Problem 3.1: Some Questions on Surface Techniques

Give a short description of the following points in relation to surface techniques, including some examples:

a) Explain why we say that we have conservation of k_//, but not of k_^, in surface scattering experiments.
b) Explain why surface X-ray Diffraction can be understood quantitatively in terms of ‘kinematic’ scattering, whereas the various forms of Electron Diffraction require a ‘dynamic’ theory.
c) Explain why the lineshape in UPS is said to reflect the ‘valence band density of states’ whereas the AES lineshape may depend on a ‘self-convolution of the VB DOS’.
d) Explain the experimental setup, and energy resolution, needed to observe surface phonons. Comment on the relative energy resolution required for inelastic photon (Raman), electron (HREELS) and Helium atom scattering.

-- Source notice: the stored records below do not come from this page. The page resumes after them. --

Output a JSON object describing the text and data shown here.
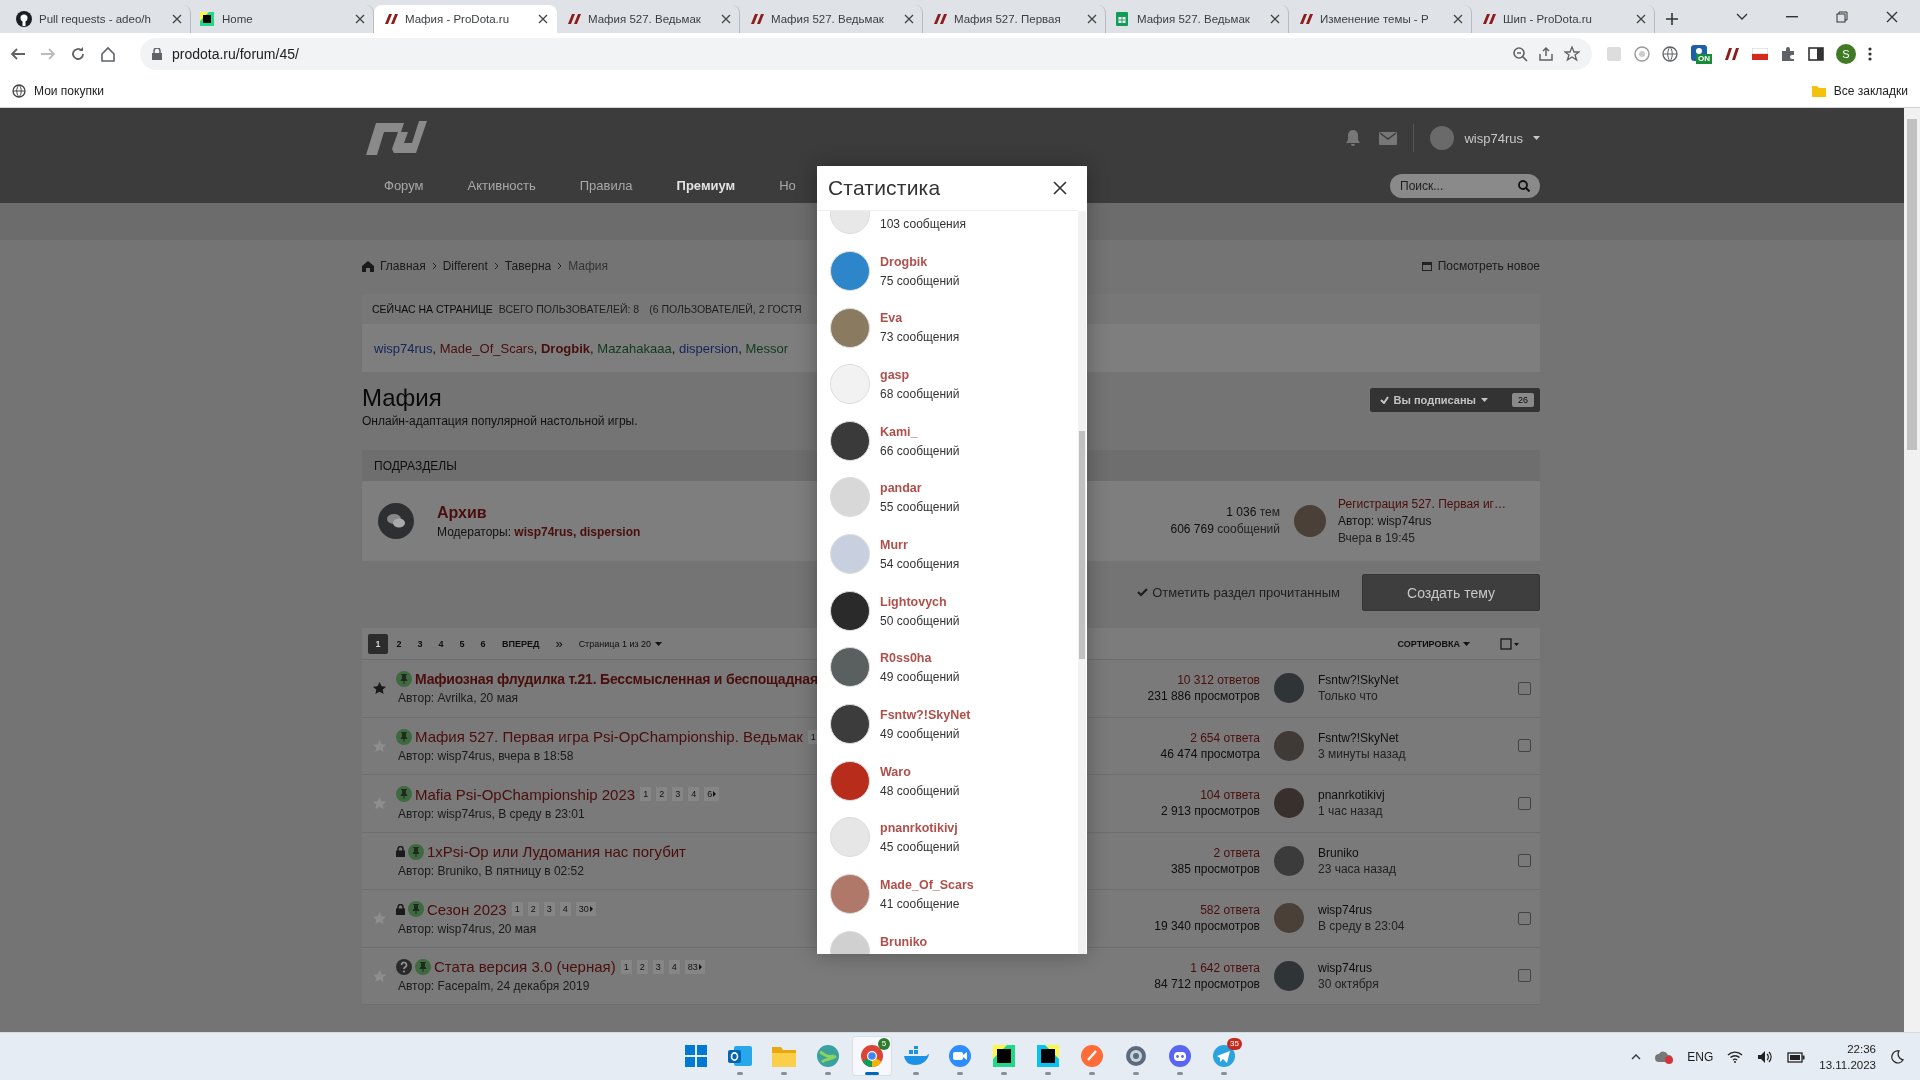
{
  "browser": {
    "tabs": [
      {
        "kind": "github",
        "title": "Pull requests - adeo/h",
        "selected": false
      },
      {
        "kind": "pycharm",
        "title": "Home",
        "selected": false
      },
      {
        "kind": "prodota",
        "title": "Мафия - ProDota.ru",
        "selected": true
      },
      {
        "kind": "prodota",
        "title": "Мафия 527. Ведьмак",
        "selected": false
      },
      {
        "kind": "prodota",
        "title": "Мафия 527. Ведьмак",
        "selected": false
      },
      {
        "kind": "prodota",
        "title": "Мафия 527. Первая",
        "selected": false
      },
      {
        "kind": "sheets",
        "title": "Мафия 527. Ведьмак",
        "selected": false
      },
      {
        "kind": "prodota",
        "title": "Изменение темы - P",
        "selected": false
      },
      {
        "kind": "prodota",
        "title": "Шип - ProDota.ru",
        "selected": false
      }
    ],
    "url": "prodota.ru/forum/45/",
    "extension_badge": "ON",
    "profile_initial": "S",
    "bookmark": "Мои покупки",
    "all_bookmarks": "Все закладки"
  },
  "site": {
    "nav": [
      {
        "label": "Форум",
        "highlight": false
      },
      {
        "label": "Активность",
        "highlight": false
      },
      {
        "label": "Правила",
        "highlight": false
      },
      {
        "label": "Премиум",
        "highlight": true
      },
      {
        "label": "Но",
        "highlight": false
      }
    ],
    "user": "wisp74rus",
    "search_placeholder": "Поиск..."
  },
  "breadcrumbs": [
    "Главная",
    "Different",
    "Таверна",
    "Мафия"
  ],
  "view_new": "Посмотреть новое",
  "online": {
    "label": "СЕЙЧАС НА СТРАНИЦЕ",
    "total": "ВСЕГО ПОЛЬЗОВАТЕЛЕЙ: 8",
    "breakdown": "(6 ПОЛЬЗОВАТЕЛЕЙ, 2 ГОСТЯ",
    "separator": ",",
    "users": [
      {
        "name": "wisp74rus",
        "color": "#16235a",
        "bold": false
      },
      {
        "name": "Made_Of_Scars",
        "color": "#4a0e0e",
        "bold": false
      },
      {
        "name": "Drogbik",
        "color": "#4a0e0e",
        "bold": true
      },
      {
        "name": "Mazahakaaa",
        "color": "#0f3a1c",
        "bold": false
      },
      {
        "name": "dispersion",
        "color": "#16235a",
        "bold": false
      },
      {
        "name": "Messor",
        "color": "#0f3a1c",
        "bold": false
      }
    ]
  },
  "forum": {
    "title": "Мафия",
    "description": "Онлайн-адаптация популярной настольной игры.",
    "subscribe": "Вы подписаны",
    "followers": "26"
  },
  "subforums": {
    "heading": "ПОДРАЗДЕЛЫ",
    "items": [
      {
        "name": "Архив",
        "moderators_label": "Модераторы:",
        "moderators": "wisp74rus, dispersion",
        "topics": "1 036",
        "topics_label": "тем",
        "posts": "606 769",
        "posts_label": "сообщений",
        "last_title": "Регистрация 527. Первая иг…",
        "last_author": "Автор: wisp74rus",
        "last_time": "Вчера в 19:45"
      }
    ]
  },
  "actions": {
    "mark_read": "Отметить раздел прочитанным",
    "create": "Создать тему"
  },
  "pagination": {
    "pages": [
      {
        "label": "1",
        "selected": true
      },
      {
        "label": "2",
        "selected": false
      },
      {
        "label": "3",
        "selected": false
      },
      {
        "label": "4",
        "selected": false
      },
      {
        "label": "5",
        "selected": false
      },
      {
        "label": "6",
        "selected": false
      }
    ],
    "next": "ВПЕРЕД",
    "last": "»",
    "page_of": "Страница 1 из 20",
    "sort": "СОРТИРОВКА"
  },
  "topics": [
    {
      "star_visible": true,
      "starred": true,
      "unread": true,
      "locked": false,
      "question": false,
      "title": "Мафиозная флудилка т.21. Бессмысленная и беспощадная",
      "author": "Автор: Avrilka, 20 мая",
      "replies": "10 312 ответов",
      "views": "231 886 просмотров",
      "last_user": "Fsntw?!SkyNet",
      "last_time": "Только что",
      "checked": false
    },
    {
      "star_visible": true,
      "starred": false,
      "unread": false,
      "locked": false,
      "question": false,
      "title": "Мафия 527. Первая игра Psi-OpChampionship. Ведьмак",
      "pages": [
        "1"
      ],
      "author": "Автор: wisp74rus, вчера в 18:58",
      "replies": "2 654 ответа",
      "views": "46 474 просмотра",
      "last_user": "Fsntw?!SkyNet",
      "last_time": "3 минуты назад",
      "checked": false
    },
    {
      "star_visible": true,
      "starred": false,
      "unread": false,
      "locked": false,
      "question": false,
      "title": "Mafia Psi-OpChampionship 2023",
      "pages": [
        "1",
        "2",
        "3",
        "4",
        "6"
      ],
      "author": "Автор: wisp74rus, В среду в 23:01",
      "replies": "104 ответа",
      "views": "2 913 просмотров",
      "last_user": "pnanrkotikivj",
      "last_time": "1 час назад",
      "checked": false
    },
    {
      "star_visible": false,
      "unread": false,
      "locked": true,
      "question": false,
      "title": "1xPsi-Op или Лудомания нас погубит",
      "author": "Автор: Bruniko, В пятницу в 02:52",
      "replies": "2 ответа",
      "views": "385 просмотров",
      "last_user": "Bruniko",
      "last_time": "23 часа назад",
      "checked": false
    },
    {
      "star_visible": true,
      "starred": false,
      "unread": false,
      "locked": true,
      "question": false,
      "title": "Сезон 2023",
      "pages": [
        "1",
        "2",
        "3",
        "4",
        "30"
      ],
      "author": "Автор: wisp74rus, 20 мая",
      "replies": "582 ответа",
      "views": "19 340 просмотров",
      "last_user": "wisp74rus",
      "last_time": "В среду в 23:04",
      "checked": false
    },
    {
      "star_visible": true,
      "starred": false,
      "unread": false,
      "locked": false,
      "question": true,
      "title": "Стата версия 3.0 (черная)",
      "pages": [
        "1",
        "2",
        "3",
        "4",
        "83"
      ],
      "author": "Автор: Facepalm, 24 декабря 2019",
      "replies": "1 642 ответа",
      "views": "84 712 просмотров",
      "last_user": "wisp74rus",
      "last_time": "30 октября",
      "checked": false
    }
  ],
  "modal": {
    "title": "Статистика",
    "items": [
      {
        "count": "103 сообщения"
      },
      {
        "name": "Drogbik",
        "count": "75 сообщений"
      },
      {
        "name": "Eva",
        "count": "73 сообщения"
      },
      {
        "name": "gasp",
        "count": "68 сообщений"
      },
      {
        "name": "Kami_",
        "count": "66 сообщений"
      },
      {
        "name": "pandar",
        "count": "55 сообщений"
      },
      {
        "name": "Murr",
        "count": "54 сообщения"
      },
      {
        "name": "Lightovych",
        "count": "50 сообщений"
      },
      {
        "name": "R0ss0ha",
        "count": "49 сообщений"
      },
      {
        "name": "Fsntw?!SkyNet",
        "count": "49 сообщений"
      },
      {
        "name": "Waro",
        "count": "48 сообщений"
      },
      {
        "name": "pnanrkotikivj",
        "count": "45 сообщений"
      },
      {
        "name": "Made_Of_Scars",
        "count": "41 сообщение"
      },
      {
        "name": "Bruniko"
      }
    ]
  },
  "taskbar": {
    "apps": [
      {
        "kind": "windows",
        "running": false,
        "selected": false
      },
      {
        "kind": "outlook",
        "running": true,
        "selected": false
      },
      {
        "kind": "explorer",
        "running": true,
        "selected": false
      },
      {
        "kind": "maps",
        "running": true,
        "selected": false
      },
      {
        "kind": "chrome",
        "running": true,
        "selected": true,
        "badge": "5"
      },
      {
        "kind": "docker",
        "running": true,
        "selected": false
      },
      {
        "kind": "zoom",
        "running": true,
        "selected": false
      },
      {
        "kind": "pycharm",
        "running": true,
        "selected": false
      },
      {
        "kind": "webstorm",
        "running": true,
        "selected": false
      },
      {
        "kind": "postman",
        "running": true,
        "selected": false
      },
      {
        "kind": "settings",
        "running": true,
        "selected": false
      },
      {
        "kind": "discord",
        "running": true,
        "selected": false
      },
      {
        "kind": "telegram",
        "running": true,
        "selected": false,
        "badge": "35"
      }
    ],
    "language": "ENG",
    "time": "22:36",
    "date": "13.11.2023"
  }
}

Problem 3.2: The role of inelastic scattering in LEED

A quasi- kinematic model of LEED is possible based on the following assumptions. The inner potential of the crystal, is V₀ ~ 10 volts, which increases the wavevector in the crystal over that in free space and refracts the beam at the surface. The attenuation of the incident beam amplitude (and the back-diffracted beams) is exponential with a short mean free path l, which is inversely proportional to the imaginary potential V_0i ~ 3-5 volts. A single backscattering event happens at a given atom at depth z, and has scattering factor f (or equivalently t, the t-matrix) which is function of the beam energy E and the scattering angle q.

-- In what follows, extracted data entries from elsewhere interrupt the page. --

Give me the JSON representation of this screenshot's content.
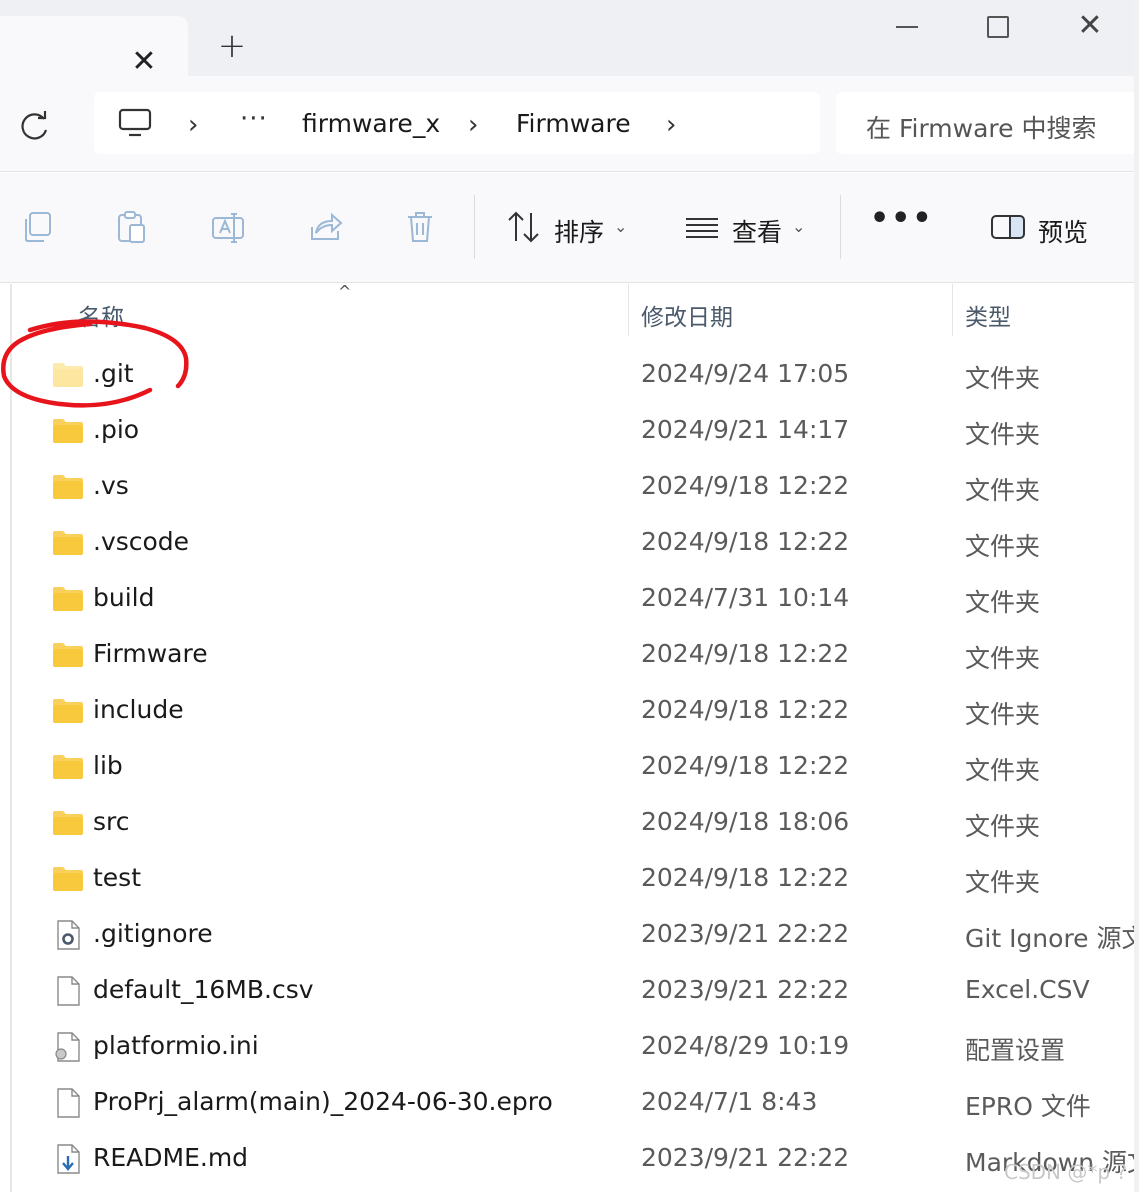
{
  "window": {
    "tab_close_glyph": "✕",
    "new_tab_glyph": "+",
    "close_glyph": "✕"
  },
  "address": {
    "overflow": "···",
    "breadcrumbs": [
      "firmware_x",
      "Firmware"
    ],
    "separator": "›",
    "search_placeholder": "在 Firmware 中搜索"
  },
  "toolbar": {
    "sort_label": "排序",
    "view_label": "查看",
    "more_label": "•••",
    "preview_label": "预览",
    "chevron": "⌄",
    "icons": [
      "copy-icon",
      "paste-icon",
      "rename-icon",
      "share-icon",
      "delete-icon",
      "sort-icon",
      "view-icon",
      "preview-pane-icon"
    ]
  },
  "columns": {
    "name": "名称",
    "modified": "修改日期",
    "type": "类型",
    "sort_caret": "^"
  },
  "files": [
    {
      "name": ".git",
      "date": "2024/9/24 17:05",
      "type": "文件夹",
      "icon": "folder-hidden"
    },
    {
      "name": ".pio",
      "date": "2024/9/21 14:17",
      "type": "文件夹",
      "icon": "folder"
    },
    {
      "name": ".vs",
      "date": "2024/9/18 12:22",
      "type": "文件夹",
      "icon": "folder"
    },
    {
      "name": ".vscode",
      "date": "2024/9/18 12:22",
      "type": "文件夹",
      "icon": "folder"
    },
    {
      "name": "build",
      "date": "2024/7/31 10:14",
      "type": "文件夹",
      "icon": "folder"
    },
    {
      "name": "Firmware",
      "date": "2024/9/18 12:22",
      "type": "文件夹",
      "icon": "folder"
    },
    {
      "name": "include",
      "date": "2024/9/18 12:22",
      "type": "文件夹",
      "icon": "folder"
    },
    {
      "name": "lib",
      "date": "2024/9/18 12:22",
      "type": "文件夹",
      "icon": "folder"
    },
    {
      "name": "src",
      "date": "2024/9/18 18:06",
      "type": "文件夹",
      "icon": "folder"
    },
    {
      "name": "test",
      "date": "2024/9/18 12:22",
      "type": "文件夹",
      "icon": "folder"
    },
    {
      "name": ".gitignore",
      "date": "2023/9/21 22:22",
      "type": "Git Ignore 源文件",
      "icon": "gear-file"
    },
    {
      "name": "default_16MB.csv",
      "date": "2023/9/21 22:22",
      "type": "Excel.CSV",
      "icon": "blank-file"
    },
    {
      "name": "platformio.ini",
      "date": "2024/8/29 10:19",
      "type": "配置设置",
      "icon": "settings-file"
    },
    {
      "name": "ProPrj_alarm(main)_2024-06-30.epro",
      "date": "2024/7/1 8:43",
      "type": "EPRO 文件",
      "icon": "blank-file"
    },
    {
      "name": "README.md",
      "date": "2023/9/21 22:22",
      "type": "Markdown 源文件",
      "icon": "markdown-file"
    }
  ],
  "watermark": "CSDN @*p ?",
  "colors": {
    "folder": "#f8c93d",
    "folder_light": "#fde6a0",
    "annotation": "#e8141b",
    "accent": "#1b6ec2"
  }
}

Assuming that the surface plane is (001):

a) Draw the LEED geometry and Ewald sphere, with a plane wave input beam not necessarily perpendicular to the surface.
b) Write down an expression for the scattered amplitude from a crystal into the (hk) reciprocal lattice rod, where the spacings between layers parallel to the surface are not necessarily equal to the bulk spacing.
c) Work out the scattered intensity distribution I(V) along the (hk) rod for the case of normal incidence, where the spacings are equal to the bulk spacing, and draw the intensity profile.
d) Show that the peak positions and spacings can be used to calculate the c-plane spacing, and V₀ if f is real. Show that the width of the peaks is inversely related to l, and hence directly to V_0i.

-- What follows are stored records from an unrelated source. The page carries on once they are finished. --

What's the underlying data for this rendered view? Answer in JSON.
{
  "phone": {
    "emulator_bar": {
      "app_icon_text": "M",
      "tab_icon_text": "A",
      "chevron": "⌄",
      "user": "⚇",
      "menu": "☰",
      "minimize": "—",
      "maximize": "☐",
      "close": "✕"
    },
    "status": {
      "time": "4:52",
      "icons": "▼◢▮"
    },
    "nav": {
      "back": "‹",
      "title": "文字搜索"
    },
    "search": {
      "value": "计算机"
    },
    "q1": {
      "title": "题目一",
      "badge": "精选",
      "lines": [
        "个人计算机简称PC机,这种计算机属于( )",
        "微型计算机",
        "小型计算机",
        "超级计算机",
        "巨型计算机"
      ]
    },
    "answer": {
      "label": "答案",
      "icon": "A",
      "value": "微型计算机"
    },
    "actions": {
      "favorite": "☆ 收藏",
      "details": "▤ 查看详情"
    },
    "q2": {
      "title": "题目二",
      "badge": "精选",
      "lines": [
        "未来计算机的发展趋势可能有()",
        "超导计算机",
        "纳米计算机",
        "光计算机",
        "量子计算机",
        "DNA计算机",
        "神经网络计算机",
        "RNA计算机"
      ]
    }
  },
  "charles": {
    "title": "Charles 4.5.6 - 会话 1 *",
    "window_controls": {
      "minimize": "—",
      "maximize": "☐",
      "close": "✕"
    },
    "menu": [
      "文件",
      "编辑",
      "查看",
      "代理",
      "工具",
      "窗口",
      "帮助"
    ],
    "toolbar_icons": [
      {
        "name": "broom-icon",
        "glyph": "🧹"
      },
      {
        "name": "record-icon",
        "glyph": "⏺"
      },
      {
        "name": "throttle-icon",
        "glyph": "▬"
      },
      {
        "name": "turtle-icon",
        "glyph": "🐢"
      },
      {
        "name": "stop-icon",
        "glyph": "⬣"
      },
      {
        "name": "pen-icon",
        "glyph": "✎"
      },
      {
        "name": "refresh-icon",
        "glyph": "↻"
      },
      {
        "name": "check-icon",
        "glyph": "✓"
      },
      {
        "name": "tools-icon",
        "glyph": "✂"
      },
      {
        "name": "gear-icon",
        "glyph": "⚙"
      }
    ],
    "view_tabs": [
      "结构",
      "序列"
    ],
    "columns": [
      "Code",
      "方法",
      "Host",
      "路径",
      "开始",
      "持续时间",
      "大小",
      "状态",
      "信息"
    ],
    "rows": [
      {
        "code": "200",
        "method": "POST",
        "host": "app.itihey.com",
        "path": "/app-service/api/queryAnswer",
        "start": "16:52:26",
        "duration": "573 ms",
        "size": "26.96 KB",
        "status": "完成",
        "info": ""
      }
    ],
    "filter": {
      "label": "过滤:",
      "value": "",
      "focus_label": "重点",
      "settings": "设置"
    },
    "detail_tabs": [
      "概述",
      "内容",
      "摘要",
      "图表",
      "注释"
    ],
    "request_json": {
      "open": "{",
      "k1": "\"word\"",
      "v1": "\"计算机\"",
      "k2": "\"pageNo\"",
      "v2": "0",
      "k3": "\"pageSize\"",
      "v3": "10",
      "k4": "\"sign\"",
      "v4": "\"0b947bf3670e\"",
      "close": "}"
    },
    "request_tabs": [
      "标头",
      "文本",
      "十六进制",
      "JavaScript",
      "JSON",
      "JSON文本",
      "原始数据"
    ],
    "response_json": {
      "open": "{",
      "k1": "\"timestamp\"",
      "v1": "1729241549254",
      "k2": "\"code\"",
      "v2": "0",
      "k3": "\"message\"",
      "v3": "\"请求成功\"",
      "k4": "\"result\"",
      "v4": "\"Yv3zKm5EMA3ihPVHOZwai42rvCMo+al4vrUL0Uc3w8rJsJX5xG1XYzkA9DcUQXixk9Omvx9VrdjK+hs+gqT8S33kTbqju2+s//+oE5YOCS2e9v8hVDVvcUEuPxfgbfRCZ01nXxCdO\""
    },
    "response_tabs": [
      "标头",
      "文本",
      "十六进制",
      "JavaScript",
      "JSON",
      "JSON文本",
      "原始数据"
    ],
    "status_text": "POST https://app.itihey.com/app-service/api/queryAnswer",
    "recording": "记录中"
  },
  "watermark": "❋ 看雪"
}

Problem 3.3: The importance of a high SNR in AES

One of the main problems in Auger electron spectroscopy is that the signal rides on a non-negligible background, and that the signal to noise ratio (SNR) and the peak/background ratio (P/B or PBR) can be small. This leads to long data collection times and/or noisy signals, which are especially troublesome for imaging. The schemes discussed in section 3.5 (book section 3.5.1) are attempts to approximate the desired ratio signal with a simple algorithm which can be implemented using digital data collection and processing. Assuming that the energy channels A, B and C are equally spaced, with A over the peak, B just above the peak and C an equal distance to higher energy:

a) Show that (A-2B+C)/(2B-C) is the simplest linear measure of the P/B ratio, and that this reduces to (A-B)/B if the background spectrum has zero slope.
b) Assuming that the measured counts are limited by electron shot noise, find the SNR of the peak height (A-2B+C) and of the peak to background ratio, explaining your reasons carefully.
c) Compare the SNR of the logarithmic measure (A-B)/(A+B) with that of the linear measure, and convince yourself that it is typically higher for comparable values of the numbers of counts.